We then upgraded to, for us, a more luxurious vessel – the Sabre 27 shown above. Full headroom and cosy cabin. And a cockpit cover! Somewhere we could huddle out of the cold and wet whilst on watch.
The normal procedure would be to leave Plymouth on the evening outgoing tide and make a night crossing to the Channel Islands. Sailing at night is great – you literally steer by the stars – line up your star with the rigging and keep on course. With periodical checks on the compass too though. Watching the lights of the other vessels – French fishing boats were a law unto themselves.

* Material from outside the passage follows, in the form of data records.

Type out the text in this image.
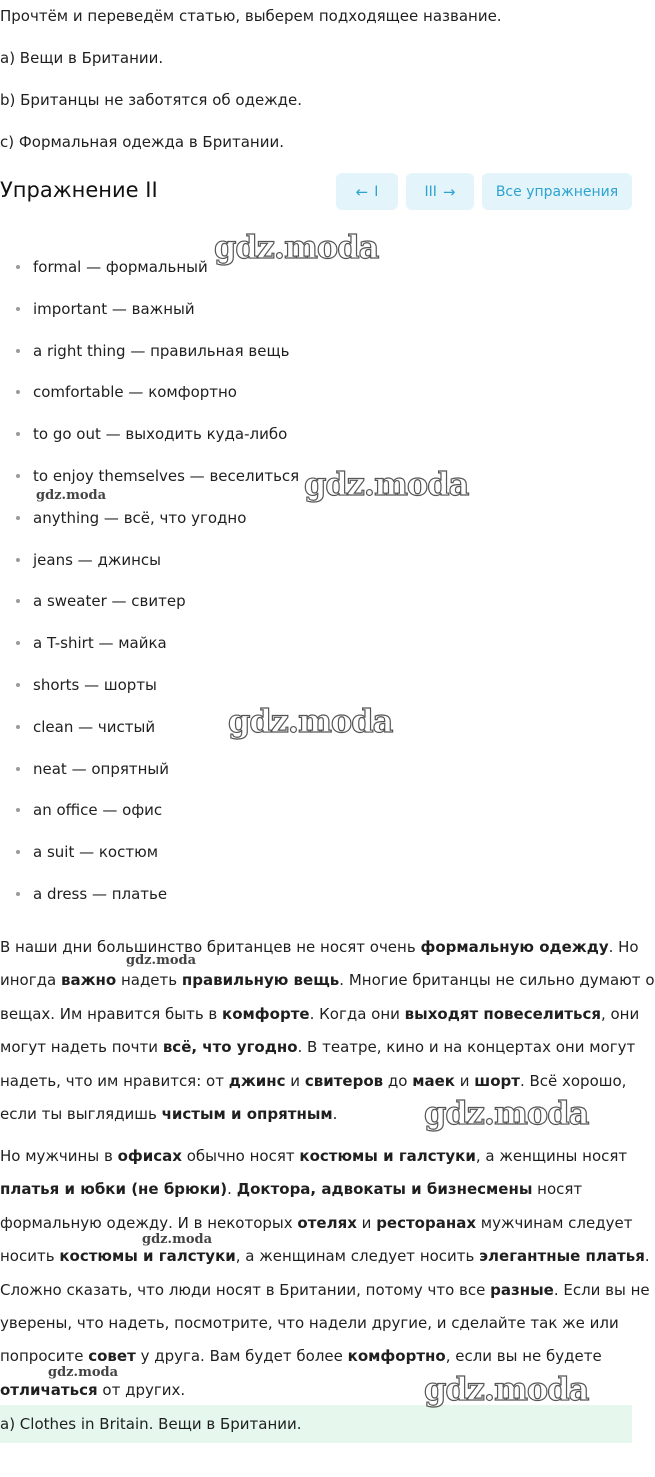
Прочтём и переведём статью, выберем подходящее название.

a) Вещи в Британии.

b) Британцы не заботятся об одежде.

c) Формальная одежда в Британии.

Упражнение II	← I	III →	Все упражнения
formal — формальный
important — важный
a right thing — правильная вещь
comfortable — комфортно
to go out — выходить куда-либо
to enjoy themselves — веселиться
anything — всё, что угодно
jeans — джинсы
a sweater — свитер
a T-shirt — майка
shorts — шорты
clean — чистый
neat — опрятный
an office — офис
a suit — костюм
a dress — платье
В наши дни большинство британцев не носят очень формальную одежду. Но
иногда важно надеть правильную вещь. Многие британцы не сильно думают о
вещах. Им нравится быть в комфорте. Когда они выходят повеселиться, они
могут надеть почти всё, что угодно. В театре, кино и на концертах они могут
надеть, что им нравится: от джинс и свитеров до маек и шорт. Всё хорошо,
если ты выглядишь чистым и опрятным.
Но мужчины в офисах обычно носят костюмы и галстуки, а женщины носят
платья и юбки (не брюки). Доктора, адвокаты и бизнесмены носят
формальную одежду. И в некоторых отелях и ресторанах мужчинам следует
носить костюмы и галстуки, а женщинам следует носить элегантные платья.
Сложно сказать, что люди носят в Британии, потому что все разные. Если вы не
уверены, что надеть, посмотрите, что надели другие, и сделайте так же или
попросите совет у друга. Вам будет более комфортно, если вы не будете
отличаться от других.
a) Clothes in Britain. Вещи в Британии.
gdz.moda
gdz.moda
gdz.moda
gdz.moda
gdz.moda
gdz.moda
gdz.moda
gdz.moda	gdz.moda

One time we had had a lovely few days in St Peter Port, Guernsey and left in the early afternoon for France. Just outside the Channel Islands the engine spluttered and shuddered and kept going, albeit slowly. We thought we had picked up some weed and the skipper tried various manoeuvres to free it. No use. There was very little wind so we had to use the engine. Hours passed with our slow progress. The Channel was rough off the rocky coast of Brittany. I had to steer by hand as the sea was too rough for the self-steering. We tried several times to make the entrance – surrounded by rocks – into the river we were heading for. In the end we had to give up. We didn`t have enough power to steer properly against the sluicing tide. It was getting dark and all the lights on the rocks and from the shore were winking and twinkling – mostly warnings. We went further down the coast and began an entry to another river where we knew there was a marina. It took quite a few attempts to line the boat up with the light – I knew it had to be kept in the white sector and it took a lot of effort to keep on track. We eventually made it into the river entrance. I sighed with relief and then remembered that the lighthouse had a back transit too – one had to keep steering with the light in the white sector! Too late. There was a nasty crunch. `What was that?` I asked the skipper. `You have hit a rock` he replied. Stop engines, put out anchor and listen to the dreadful graunching sound as the hull rubbed up and down the rock. I went below to look in the bilge – fully expecting to see the rock looking back at me through the hull. Fortunately not – but the sound was much worse down there. I hastily packed a panic bag and the skipper sent out a MayDay on the radio. No answer. We went on deck and got the inflatable dinghy out of the locker and began to inflate it using the footpump. We were dog-tired – we had been on the go for nearly 12 hours by now. We waited – and realised that we were not too far from the shore. We were in fact stuck in the middle of a French river in the pitch dark but not sinking. What for it? We looked at each other and went down to the cabin and downed a couple of stiff gin and tonics and lay on our bunks – fully clothed – grab bag at hand and had a sleep.
I woke first and went on deck – strange – someone had moved the lighthouse in the night – it was no longer on our stern – then I realised the tide had come in whilst we were sleeping and lifted us off the rock! We started the engine and limped down the river to the marina where we enlisted the help of a frogman (that exercised our French not a little – plongeur he was called). He came back triumphantly clutching a massive length of blue polyprop rope (from a fishing boat I expect) that had wound its way round our propeller – how the engine had kept going all that time goodness only knows. A quick inspection by him – until the boat could be lifted out for a thorough look – showed we had not holed the hull – only bent the prop shaft so it was leaking.
The journey back home across the English Channel was laborious – the automatic bilge pump packed up so it meant baling by hand all the way. Never mind – we made it.
But I honestly think those few hours in the dark in that French river – on that rock – were probably the most terrifying I have known.